Manche Bewerber neigen dazu, ihren Lebenslauf in stark gekürzter Form im Kurzprofil noch einmal zu wiederholen, so dass die ursprünglich beabsichtigte Wirkung des Kurzprofils hierdurch verloren geht. Wichtig ist vielmehr, individuelle persönliche Eigenschaften und Fähigkeiten herauszustellen oder seine Kompetenz in einem bestimmten Bereich zu untermauern anstatt noch einmal in Kurzform das zu wiederholen, was der Personalchef genauso gut dem Lebenslauf entnehmen kann.

Sprichwörter als Blickfang im Kurzprofil

Einige Arbeitnehmer fassen ihr Arbeits- und Sozialverhalten beispielsweise mit einem Sprichwort zusammen wie etwa:

  • Es ist nicht genug zu wissen, man muss es auch anwenden. Es ist nicht genug zu wollen, man muss es auch tun. (Johann Wolfgang von Goethe)
  • Lernen ist wie Rudern gegen den Strom – sobald man aufhört, treibt man zurück.
  • Es gibt keine Probleme, nur Lösungen, denn Probleme sind Lösungen in Arbeitskleidung.

Kurze Absätze zur Eigendarstellung mit Bezug zum Lebenslauf

Andere wiederum fassen ihr Arbeits- und Sozialverhalten unter kurzen Absätzen zusammen wie etwa „Kompetenz und Erfahrung“ oder „Uneingeschränktes Engagement“. Wichtig ist hierbei, wie bereits oben angesprochen, nicht nur eine pure Wiederholung des Lebenslaufs zu liefern, sondern die wichtigsten Punkte kurz zusammenzufassen – mit Bezug auf die Berufs- und Lebenserfahrung, die idealerweise aus dem Lebenslauf hervorgeht. Lebenslauf und Kurzprofil sollten sich in jedem Fall sinnvoll ergänzen.

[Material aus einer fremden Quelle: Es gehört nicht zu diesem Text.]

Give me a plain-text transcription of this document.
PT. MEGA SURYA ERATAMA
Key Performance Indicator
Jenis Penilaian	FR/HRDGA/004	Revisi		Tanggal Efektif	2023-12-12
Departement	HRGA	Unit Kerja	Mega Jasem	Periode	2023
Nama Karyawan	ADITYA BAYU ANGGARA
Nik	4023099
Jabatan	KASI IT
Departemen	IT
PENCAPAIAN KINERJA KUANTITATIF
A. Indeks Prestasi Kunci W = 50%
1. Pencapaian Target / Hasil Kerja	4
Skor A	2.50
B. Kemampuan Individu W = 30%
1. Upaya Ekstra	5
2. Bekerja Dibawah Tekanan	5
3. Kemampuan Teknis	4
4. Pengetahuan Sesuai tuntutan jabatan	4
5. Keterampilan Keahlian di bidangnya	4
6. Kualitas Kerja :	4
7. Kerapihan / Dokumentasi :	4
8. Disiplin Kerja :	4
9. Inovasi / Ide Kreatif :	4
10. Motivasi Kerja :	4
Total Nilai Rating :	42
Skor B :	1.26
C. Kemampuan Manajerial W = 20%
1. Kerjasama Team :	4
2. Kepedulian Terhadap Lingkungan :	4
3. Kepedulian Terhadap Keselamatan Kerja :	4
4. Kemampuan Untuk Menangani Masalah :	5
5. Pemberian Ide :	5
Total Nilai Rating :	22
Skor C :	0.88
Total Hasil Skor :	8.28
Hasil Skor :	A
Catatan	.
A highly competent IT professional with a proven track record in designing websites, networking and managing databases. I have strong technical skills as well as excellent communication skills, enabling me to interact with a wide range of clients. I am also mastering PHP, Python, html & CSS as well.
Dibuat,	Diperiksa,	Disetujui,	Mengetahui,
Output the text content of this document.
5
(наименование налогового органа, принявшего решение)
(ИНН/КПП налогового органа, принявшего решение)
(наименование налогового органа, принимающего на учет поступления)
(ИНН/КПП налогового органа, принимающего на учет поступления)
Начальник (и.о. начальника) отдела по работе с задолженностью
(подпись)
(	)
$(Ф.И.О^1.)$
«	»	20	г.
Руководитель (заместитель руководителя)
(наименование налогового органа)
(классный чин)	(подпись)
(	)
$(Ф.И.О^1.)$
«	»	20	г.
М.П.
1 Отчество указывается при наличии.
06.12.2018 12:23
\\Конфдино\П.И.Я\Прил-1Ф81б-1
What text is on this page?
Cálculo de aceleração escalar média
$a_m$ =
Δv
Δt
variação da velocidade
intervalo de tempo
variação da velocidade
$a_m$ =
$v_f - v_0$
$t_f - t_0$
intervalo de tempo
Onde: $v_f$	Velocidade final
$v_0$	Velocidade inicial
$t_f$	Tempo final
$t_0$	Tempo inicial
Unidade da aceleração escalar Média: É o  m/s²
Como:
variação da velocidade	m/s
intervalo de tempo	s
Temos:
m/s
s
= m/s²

Bullet Points als Zusammenfassung der persönlichen Fähigkeiten und Eigenschaften

Es gibt auch die Möglichkeit, seine Person in Aufzählungsform zusammenzufassen, wobei hierbei keine Standard-Floskeln wie „flexibel und belastbar“ verwendet werden sollten. Diese Eigenschaften werden normalerweise bei einem Arbeitnehmer vorausgesetzt. Welcher Bewerber gibt schon offen zu, dass er Veränderungen meidet wie der Teufel das Weihwasser und dass gegen ihn sogar eine Betonwand flexibel wäre? Und wer gibt offen zu, dass er bei erhöhtem Arbeitsaufkommen sofort einen Krankenschein nimmt und am liebsten aus dem Fenster springen würde, wenn der Chef ihn in irgendeiner Form kritisiert – egal, ob berechtigt oder unberechtigt? Auch die Aufzählung von Standards (gute Kenntnisse des MS Office-Pakets, Annahme von Telefonaten, schnelle Erledigung von Kopieraufträgen und so weiter) ist nicht optimal.

Viel wichtiger sind individuelle Eigenschaften, die etwas über den Arbeitnehmer und seine Motivation aussagen. Dazu können etwa Kreativität, Humor, Ideenreichtum, die Fähigkeit, „um die Ecke denken zu können“ und Ähnliches zählen.

Abstimmung auf die Branche

Bei der Erstellung des Kurzprofils ist oft die Branche zu berücksichtigen, an die die Bewerbung versendet werden soll. Bewirbt sich beispielsweise jemand als Assistentin in einer Werbeagentur, sind durchaus die Nennung von Eigenschaften wie Kreativität und hohe Medienaffinität angebracht. Bei einer stockkonservativen Wirtschaftsprüfungsgesellschaft wiederum würde die Nennung solcher Eigenschaften vermutlich eher das Aus bedeuten, weil dort andere Tugenden im Vordergrund stehen. Deshalb ist vor Erstellung einer Bewerbung ohnehin kritisch zu hinterfragen, ob eine Tätigkeit in einem bestimmten Umfeld überhaupt gewünscht ist und ob sie mit den persönlichen Vorlieben übereinstimmt.

Das Wichtigste zum Kurzprofil auf einen Blick

  • auf keinen Fall soll das Kurzprofil eine Seite überschreiten. Der Lebenslauf kann und sollte bei jemandem, der schon einige Jahre oder Jahrzehnte im Berufsleben steht, in jedem Fall länger ausfallen
  • die eigenen Vorzüge sollen kurz und prägnant zusammengefasst werden. Zwar sollte die Nennung im Zusammenhang mit dem Lebenslauf stehen, jedoch keine Wiederholung des Lebenslaufs darstellen
  • neben der eigenen Persönlichkeit und den eigenen Wünschen an die künftige Tätigkeit sollte die Branche, an die die Bewerbung gerichtet wird, bei der Erstellung mit einbezogen werden.